Legal Discussion Of Taxation Versus Rate Setting
As a legal matter, state exercise of the taxing power is not always governed by the same rules as the power to regulate. In some ways, the laws governing taxation will make things easier for the states. For example, a Maryland law concerning price gouging was struck down as violating the federal constitution (dubiously in our opinion) because the court believed that many of the pricing transactions Maryland aimed to regulate would occur out of state, beyond the state’s jurisdiction. By contrast, an excise tax on higher-price prescriptions or medical services would resemble (sometimes progressive) state excise taxes on many narrow categories of goods and services, from alcohol to watercraft.
Thus, arguably, a tax on excessive prices has a better chance of surviving the inevitable legal onslaught than a regulation aimed at excessive prices. On the other hand, many state constitutions have special rules that make it harder to raise taxes than impose regulations, and so it might be harder politically to raise taxes than impose a regulation.
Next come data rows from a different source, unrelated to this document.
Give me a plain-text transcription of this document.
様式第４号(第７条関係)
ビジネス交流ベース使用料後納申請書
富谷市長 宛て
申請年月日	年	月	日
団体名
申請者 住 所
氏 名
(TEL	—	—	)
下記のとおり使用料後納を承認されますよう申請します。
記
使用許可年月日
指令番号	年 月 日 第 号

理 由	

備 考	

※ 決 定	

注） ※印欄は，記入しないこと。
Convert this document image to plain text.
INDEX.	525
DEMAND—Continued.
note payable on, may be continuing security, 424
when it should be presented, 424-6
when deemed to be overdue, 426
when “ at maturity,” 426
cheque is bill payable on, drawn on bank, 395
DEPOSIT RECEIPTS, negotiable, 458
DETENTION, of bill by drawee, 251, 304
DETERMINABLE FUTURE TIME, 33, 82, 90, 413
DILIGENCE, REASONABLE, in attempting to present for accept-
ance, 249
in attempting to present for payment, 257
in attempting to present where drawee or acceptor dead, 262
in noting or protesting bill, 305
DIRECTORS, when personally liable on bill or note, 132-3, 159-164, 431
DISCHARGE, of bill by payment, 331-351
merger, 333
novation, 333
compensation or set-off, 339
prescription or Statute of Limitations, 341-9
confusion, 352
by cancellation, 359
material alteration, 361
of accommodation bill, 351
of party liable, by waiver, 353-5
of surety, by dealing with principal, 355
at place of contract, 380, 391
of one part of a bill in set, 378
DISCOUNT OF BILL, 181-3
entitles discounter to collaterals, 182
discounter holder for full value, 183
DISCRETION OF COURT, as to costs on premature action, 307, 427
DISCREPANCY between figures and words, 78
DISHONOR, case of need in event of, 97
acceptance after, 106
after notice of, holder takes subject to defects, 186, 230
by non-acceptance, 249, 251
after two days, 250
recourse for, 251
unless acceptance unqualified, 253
It appears increasingly likely that the states will remain at the front line in trying to provide affordable care to their citizens. As conversations in state legislatures swirl about ways to control health care costs, we want to remind policy makers not to ignore one of the most potent tools in their toolbox—their taxing power.
Katherine L. Gudiksen and Jaime S. King have funding from UC Hastings College of the Law, Arnold Ventures, the Robert Wood Johnson Foundation, and the Commonwealth Fund. Katherine L. Gudiksen also has funding from the National Academy of State Health Policy, and Jaime S. King has funding from the University of Auckland. Darien Shanske receives funding from the University of California, Davis School of Law.